Un dernier détail, ma caisse, souvent t’imagines le cureton roulant en 4 L, voire en 206 ou en C 3 s’il est un peu plus moderne, moi, j’ai d’autres goûts… Je me suis fait un petit plaisir, enfin un gros, j’ai acheté une caisse de cinéma aux enchères, une Ford Mustang Coupé 1967 bodybuildée et blindée. Sous le capot on peut apercevoir des caches culbuteurs Cobra. Le moteur c’est un V8 289 code K, High Performance de 271 chevaux. Tu mords le topo ? C’est celle de Belmondo dans Le marginal. D’un marginal à l’autre logique, non ?

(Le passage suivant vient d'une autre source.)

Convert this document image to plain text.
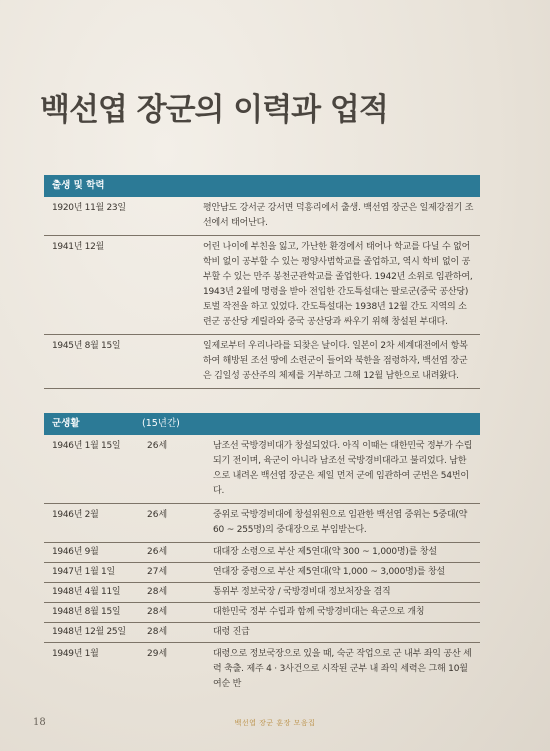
백선엽 장군의 이력과 업적
출생 및 학력
1920년 11월 23일	평안남도 강서군 강서면 덕흥리에서 출생. 백선엽 장군은 일제강점기 조선에서 태어난다.
1941년 12월	어린 나이에 부친을 잃고, 가난한 환경에서 태어나 학교를 다닐 수 없어 학비 없이 공부할 수 있는 평양사범학교를 졸업하고, 역시 학비 없이 공부할 수 있는 만주 봉천군관학교를 졸업한다. 1942년 소위로 임관하여, 1943년 2월에 명령을 받아 전입한 간도특설대는 팔로군(중국 공산당) 토벌 작전을 하고 있었다. 간도특설대는 1938년 12월 간도 지역의 소련군 공산당 게릴라와 중국 공산당과 싸우기 위해 창설된 부대다.
1945년 8월 15일	일제로부터 우리나라를 되찾은 날이다. 일본이 2차 세계대전에서 항복하여 해방된 조선 땅에 소련군이 들어와 북한을 점령하자, 백선엽 장군은 김일성 공산주의 체제를 거부하고 그해 12월 남한으로 내려왔다.
군생활	(15년간)
1946년 1월 15일	26세	남조선 국방경비대가 창설되었다. 아직 이때는 대한민국 정부가 수립되기 전이며, 육군이 아니라 남조선 국방경비대라고 불리었다. 남한으로 내려온 백선엽 장군은 제일 먼저 군에 임관하여 군번은 54번이다.
1946년 2월	26세	중위로 국방경비대에 창설위원으로 임관한 백선엽 중위는 5중대(약 60 ~ 255명)의 중대장으로 부임받는다.
1946년 9월	26세	대대장 소령으로 부산 제5연대(약 300 ~ 1,000명)를 창설
1947년 1월 1일	27세	연대장 중령으로 부산 제5연대(약 1,000 ~ 3,000명)를 창설
1948년 4월 11일	28세	통위부 정보국장 / 국방경비대 정보처장을 겸직
1948년 8월 15일	28세	대한민국 정부 수립과 함께 국방경비대는 육군으로 개칭
1948년 12월 25일	28세	대령 진급
1949년 1월	29세	대령으로 정보국장으로 있을 때, 숙군 작업으로 군 내부 좌익 공산 세력 축출. 제주 4 · 3사건으로 시작된 군부 내 좌익 세력은 그해 10월 여순 반
18	백선엽 장군 훈장 모음집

Maintenant que les présentations sont faites, faut peut-être que je t’explique ce que je fous à servir de défouloir à ce type non ?

C’était il y a quoi, cinq semaines à tout péter…


Pour que tu piges bien, des démons comme dans le film de William Friedkin, l’Exorciste, il n’y en a pas des masses. Des gamines comme Regan Legland possédée qui s’mettent à gueuler : Ta mère suce des queues en enfer, Karras ! Être sans foi ! encore moins. Je dirai même que j’en croise peu, voire jamais. Alors plutôt que de filer une mini galette de pain sec enzymé aux vieilles bigotes lors des messes et autres vespérales, je m’occupe.

Parce que pour moi le démon c’est parfois un homme, peut-être pas vraiment possédé par le mal, je ne cherche pas vraiment à savoir, qui commet des choses horribles. Moi, vous m’connaissez pas encore, mais quand j’croise un salopard, j’aime bien le mettre hors d’état de nuire. Pour ça j’ai des techniques pas très catholiques, ce qui la fout mal pour un prêtre je te le concède.